Di questi all’incirca venti ho scelto di parlare brevemente dei cinque che ho preferito; gli altri li potete a qui, sul mio secondo blog. Qualche riflessione veloce: quest’anno ho letto due libri di Agatha Christie e ho il grande sentore che fosse una razzista incredibile! Poi ho letto molti saggi mentre i libri che non mi hanno colpito favorevolmente sono prevalentemente romanzi, il che vuol dire che con la narrativa sono più di gusti delicati.

Wicked women of the screen è un libro in inglese che mi ha regalato un’amica e parla delle attrici che hanno interpretato ruoli ambigui o da villains; non solo in film horror o thriller, ma pure come bisbetiche in romcoms oppure femme fatales in generi erotici. Peccato che il libro sia degli anni ’90 perché ovviamente mancano la Cruella di Glenn Close o l’iconica e stronza Miranda Priestly di Meryl Streep!

Fu sera e fu mattina, unico romanzo della Top5, è scritto da Ken Follett e chiude la trilogia dei Pilastri della Terra, che io lessi alle medie. Che dire? Narrazione veramente avvincente per un tomo che potrebbe sorreggere da solo la mia pila di ansie. E poi ha un personaggio apertamente gay in primo piano, e il personaggio ha un ruolo narrativo attivo nella vicenda ed è caratterizzato oltre ad essere gay! Poi vabbeh, grande saga, io e le rosse principesse andiamo sempre d’accordo.

Lavoro, dunque, scrivo!, ora uno dei miei libri di testo, mi era stato consigliato da quello che ora è uno dei miei prof di corso, che l’anno scorso aveva gestito il laboratorio di una settimana introduttivo alla critica cinematografica. Facile da leggere, con riassuntini a fine capitolo e un’impaginazione chiara. Utilissimo.

Halloween: dietro la maschera di Michael Myers è un saggio che analizza i film della celebre saga anche dal punto di vista storico. Ovviamente essendo non di quest’anno mancano gli ultimi capitoli del reboot. Credo di averlo acquistato l’anno scorso a scuola!

Marilyn Monroe – Icone è un libretto che analizza la storia e l’iconografia della bionda diva. Ironia della sorte, lo lessi mentre Blonde stava uscendo e faceva scalpore! Poi Blonde non l’ho più visto, ma nemmeno mi interessa particolarmente. Il libro è veloce e conciso, dev’essere stato in una qualche collana in edicola; ovviamente di ‘ste collane prendo sempre il primo numero perché costa un solo euro.

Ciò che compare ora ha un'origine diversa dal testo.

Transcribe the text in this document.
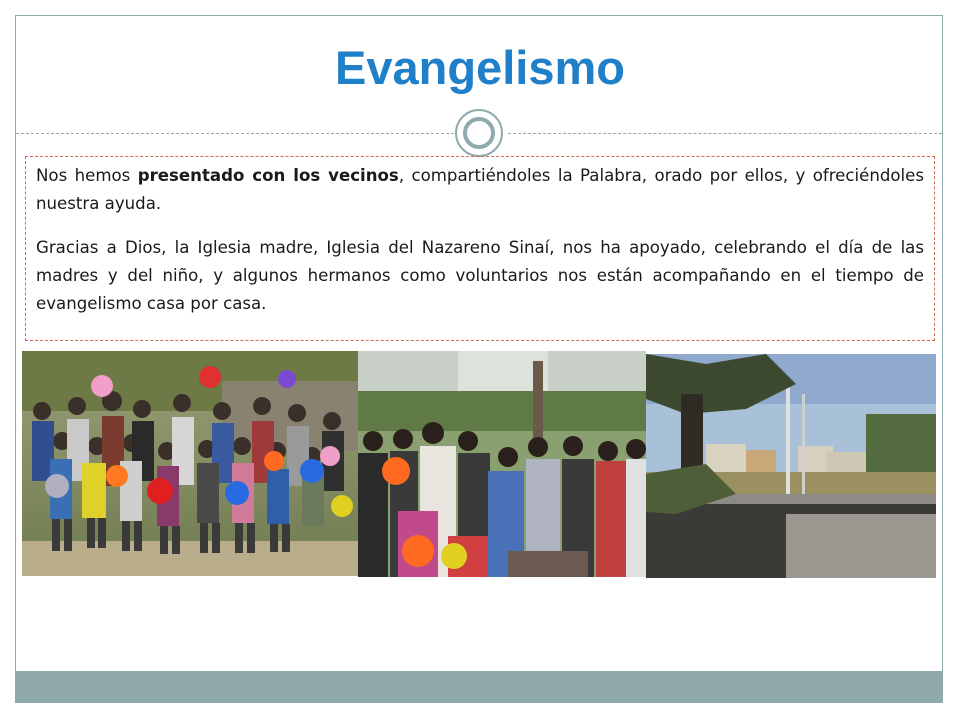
Evangelismo

Nos hemos presentado con los vecinos, compartiéndoles la Palabra, orado por ellos, y ofreciéndoles nuestra ayuda.

Gracias a Dios, la Iglesia madre, Iglesia del Nazareno Sinaí, nos ha apoyado, celebrando el día de las madres y del niño, y algunos hermanos como voluntarios nos están acompañando en el tiempo de evangelismo casa por casa.
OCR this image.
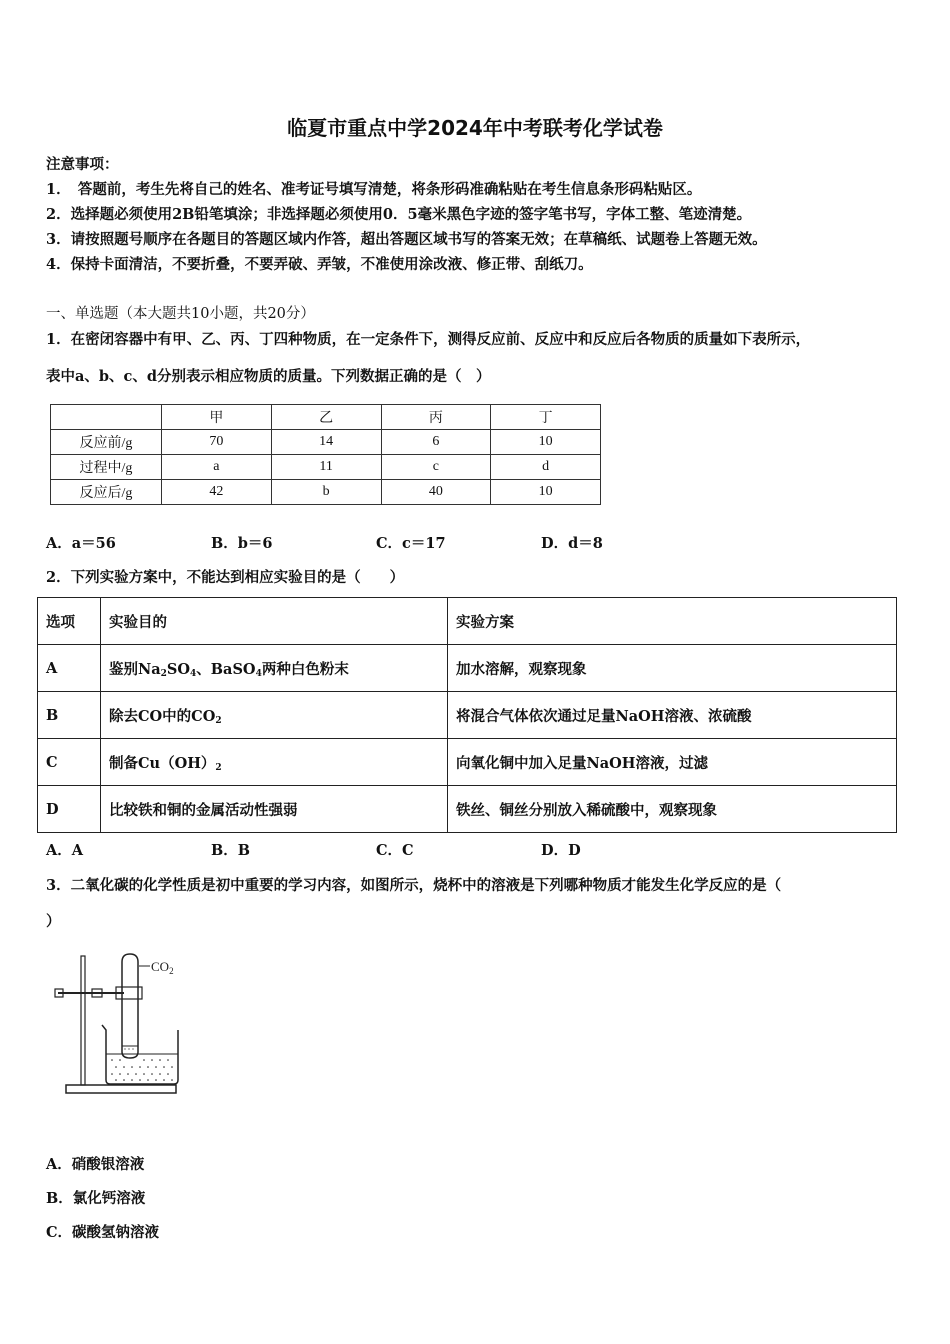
临夏市重点中学2024年中考联考化学试卷
注意事项：
1．　答题前，考生先将自己的姓名、准考证号填写清楚，将条形码准确粘贴在考生信息条形码粘贴区。
2．选择题必须使用2B铅笔填涂；非选择题必须使用0．5毫米黑色字迹的签字笔书写，字体工整、笔迹清楚。
3．请按照题号顺序在各题目的答题区域内作答，超出答题区域书写的答案无效；在草稿纸、试题卷上答题无效。
4．保持卡面清洁，不要折叠，不要弄破、弄皱，不准使用涂改液、修正带、刮纸刀。
一、单选题（本大题共10小题，共20分）
1．在密闭容器中有甲、乙、丙、丁四种物质，在一定条件下，测得反应前、反应中和反应后各物质的质量如下表所示，
表中a、b、c、d分别表示相应物质的质量。下列数据正确的是（　）
	甲	乙	丙	丁
反应前/g	70	14	6	10
过程中/g	a	11	c	d
反应后/g	42	b	40	10
A．a＝56	B．b＝6	C．c＝17	D．d＝8
2．下列实验方案中，不能达到相应实验目的是（　　）
选项	实验目的	实验方案
A	鉴别$Na_2SO_4$、BaSO$_4$两种白色粉末	加水溶解，观察现象
B	除去CO中的$CO_2$	将混合气体依次通过足量NaOH溶液、浓硫酸
C	制备$Cu(OH)_2$	向氧化铜中加入足量NaOH溶液，过滤
D	比较铁和铜的金属活动性强弱	铁丝、铜丝分别放入稀硫酸中，观察现象
A．A	B．B	C．C	D．D
3．二氧化碳的化学性质是初中重要的学习内容，如图所示，烧杯中的溶液是下列哪种物质才能发生化学反应的是（
）
$CO_2$
A．硝酸银溶液
B．氯化钙溶液
C．碳酸氢钠溶液
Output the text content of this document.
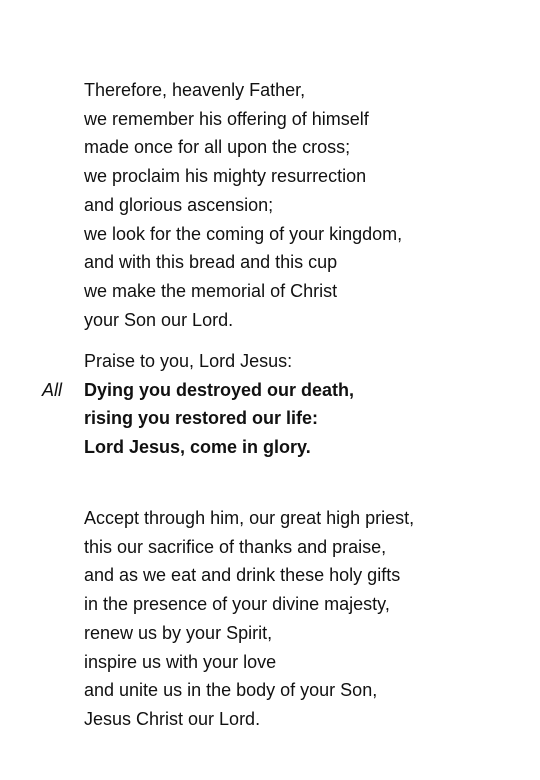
Therefore, heavenly Father,
we remember his offering of himself
made once for all upon the cross;
we proclaim his mighty resurrection
and glorious ascension;
we look for the coming of your kingdom,
and with this bread and this cup
we make the memorial of Christ
your Son our Lord.
Praise to you, Lord Jesus:
All Dying you destroyed our death,
rising you restored our life:
Lord Jesus, come in glory.
Accept through him, our great high priest,
this our sacrifice of thanks and praise,
and as we eat and drink these holy gifts
in the presence of your divine majesty,
renew us by your Spirit,
inspire us with your love
and unite us in the body of your Son,
Jesus Christ our Lord.
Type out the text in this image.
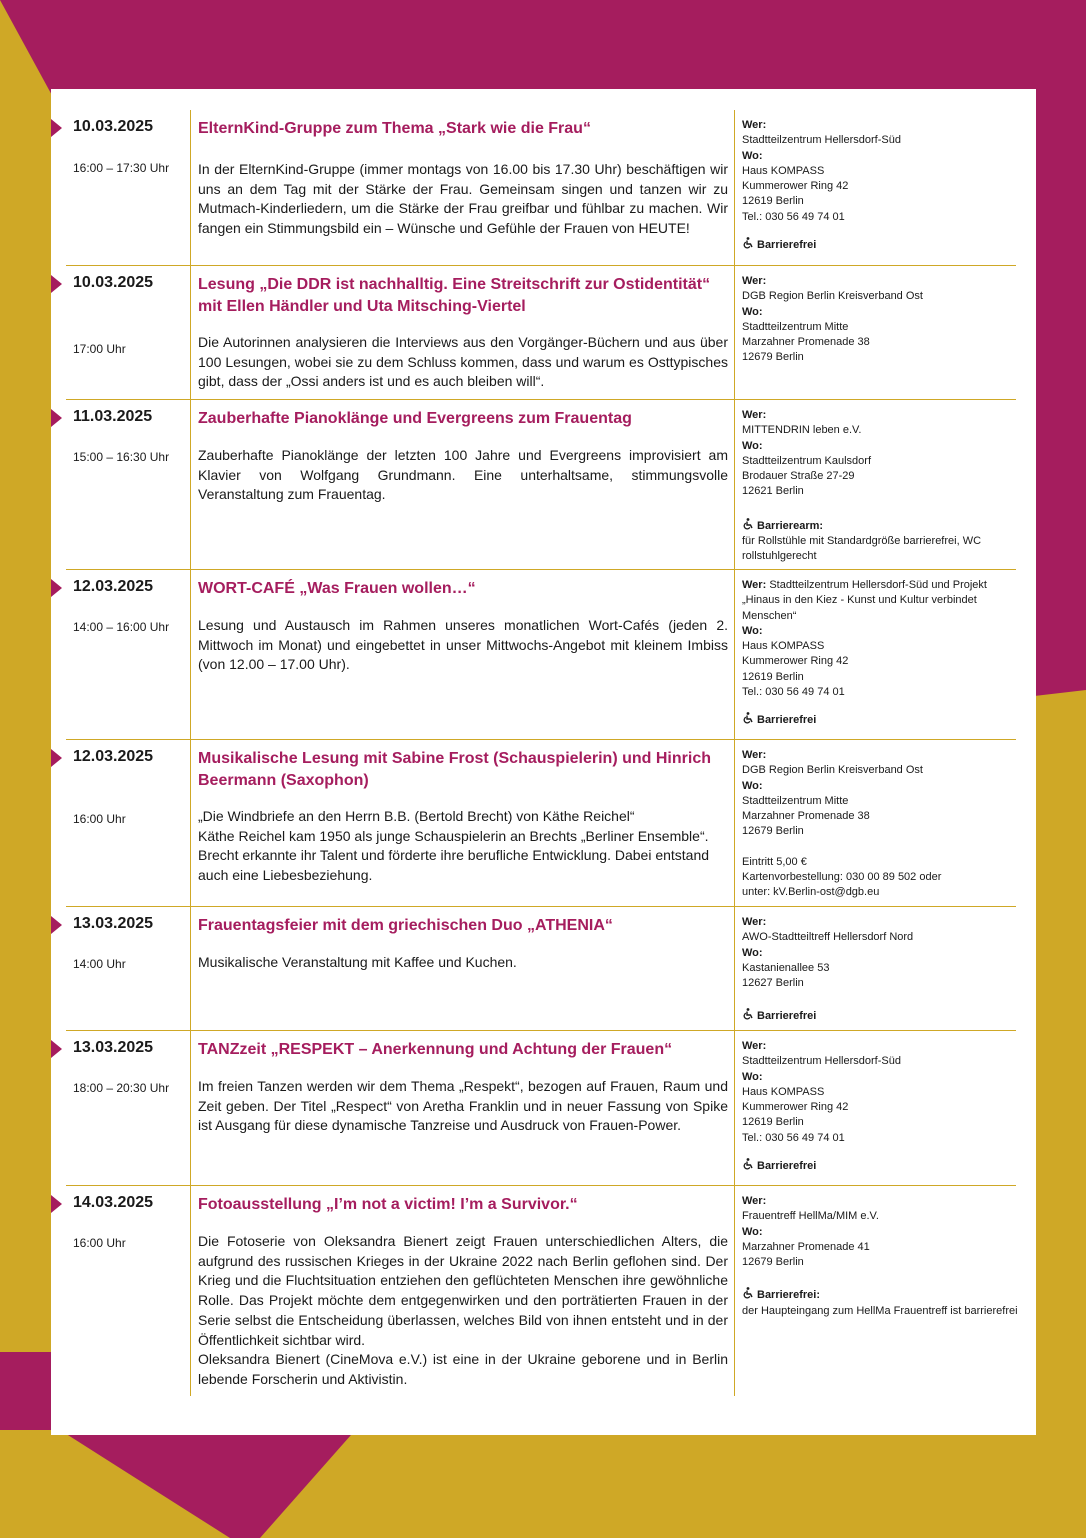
10.03.2025
16:00 – 17:30 Uhr
ElternKind-Gruppe zum Thema „Stark wie die Frau“
In der ElternKind-Gruppe (immer montags von 16.00 bis 17.30 Uhr) beschäftigen wir uns an dem Tag mit der Stärke der Frau. Gemeinsam singen und tanzen wir zu Mutmach-Kinderliedern, um die Stärke der Frau greifbar und fühlbar zu machen. Wir fangen ein Stimmungsbild ein – Wünsche und Gefühle der Frauen von HEUTE!

Wer:

Stadtteilzentrum Hellersdorf-Süd

Wo:

Haus KOMPASS

Kummerower Ring 42

12619 Berlin

Tel.: 030 56 49 74 01

Barrierefrei

10.03.2025
17:00 Uhr
Lesung „Die DDR ist nachhalltig. Eine Streitschrift zur Ostidentität“ mit Ellen Händler und Uta Mitsching-Viertel
Die Autorinnen analysieren die Interviews aus den Vorgänger-Büchern und aus über 100 Lesungen, wobei sie zu dem Schluss kommen, dass und warum es Osttypisches gibt, dass der „Ossi anders ist und es auch bleiben will“.

Wer:

DGB Region Berlin Kreisverband Ost

Wo:

Stadtteilzentrum Mitte

Marzahner Promenade 38

12679 Berlin

11.03.2025
15:00 – 16:30 Uhr
Zauberhafte Pianoklänge und Evergreens zum Frauentag
Zauberhafte Pianoklänge der letzten 100 Jahre und Evergreens improvisiert am Klavier von Wolfgang Grundmann. Eine unterhaltsame, stimmungsvolle Veranstaltung zum Frauentag.

Wer:

MITTENDRIN leben e.V.

Wo:

Stadtteilzentrum Kaulsdorf

Brodauer Straße 27-29

12621 Berlin

Barrierearm:

für Rollstühle mit Standardgröße barrierefrei, WC rollstuhlgerecht

12.03.2025
14:00 – 16:00 Uhr
WORT-CAFÉ „Was Frauen wollen…“
Lesung und Austausch im Rahmen unseres monatlichen Wort-Cafés (jeden 2. Mittwoch im Monat) und eingebettet in unser Mittwochs-Angebot mit kleinem Imbiss (von 12.00 – 17.00 Uhr).

Wer: Stadtteilzentrum Hellersdorf-Süd und Projekt „Hinaus in den Kiez - Kunst und Kultur verbindet Menschen“

Wo:

Haus KOMPASS

Kummerower Ring 42

12619 Berlin

Tel.: 030 56 49 74 01

Barrierefrei

12.03.2025
16:00 Uhr
Musikalische Lesung mit Sabine Frost (Schauspielerin) und Hinrich Beermann (Saxophon)
„Die Windbriefe an den Herrn B.B. (Bertold Brecht) von Käthe Reichel“
Käthe Reichel kam 1950 als junge Schauspielerin an Brechts „Berliner Ensemble“. Brecht erkannte ihr Talent und förderte ihre berufliche Entwicklung. Dabei entstand auch eine Liebesbeziehung.

Wer:

DGB Region Berlin Kreisverband Ost

Wo:

Stadtteilzentrum Mitte

Marzahner Promenade 38

12679 Berlin

Eintritt 5,00 €

Kartenvorbestellung: 030 00 89 502 oder

unter: kV.Berlin-ost@dgb.eu

13.03.2025
14:00 Uhr
Frauentagsfeier mit dem griechischen Duo „ATHENIA“
Musikalische Veranstaltung mit Kaffee und Kuchen.

Wer:

AWO-Stadtteiltreff Hellersdorf Nord

Wo:

Kastanienallee 53

12627 Berlin

Barrierefrei

13.03.2025
18:00 – 20:30 Uhr
TANZzeit „RESPEKT – Anerkennung und Achtung der Frauen“
Im freien Tanzen werden wir dem Thema „Respekt“, bezogen auf Frauen, Raum und Zeit geben. Der Titel „Respect“ von Aretha Franklin und in neuer Fassung von Spike ist Ausgang für diese dynamische Tanzreise und Ausdruck von Frauen-Power.

Wer:

Stadtteilzentrum Hellersdorf-Süd

Wo:

Haus KOMPASS

Kummerower Ring 42

12619 Berlin

Tel.: 030 56 49 74 01

Barrierefrei

14.03.2025
16:00 Uhr
Fotoausstellung „I’m not a victim! I’m a Survivor.“
Die Fotoserie von Oleksandra Bienert zeigt Frauen unterschiedlichen Alters, die aufgrund des russischen Krieges in der Ukraine 2022 nach Berlin geflohen sind. Der Krieg und die Fluchtsituation entziehen den geflüchteten Menschen ihre gewöhnliche Rolle. Das Projekt möchte dem entgegenwirken und den porträtierten Frauen in der Serie selbst die Entscheidung überlassen, welches Bild von ihnen entsteht und in der Öffentlichkeit sichtbar wird.
Oleksandra Bienert (CineMova e.V.) ist eine in der Ukraine geborene und in Berlin lebende Forscherin und Aktivistin.

Wer:

Frauentreff HellMa/MIM e.V.

Wo:

Marzahner Promenade 41

12679 Berlin

Barrierefrei:

der Haupteingang zum HellMa Frauentreff ist barrierefrei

E voi? Conoscete qualcuno dei libri che ho letto? E quanti libri avete letto nel 2022? Ovviamente io nella conta non ho incluso fumetti e riviste, eh! Ciaone!

Le mie letture nel 2021

Buongiorno! Oggi torniamo a parlare di letteratura con la lista riassuntiva delle mie avventure letterarie svolte durante l’anno appena trascorso; irrealisticamente, sono state tutte letture positive!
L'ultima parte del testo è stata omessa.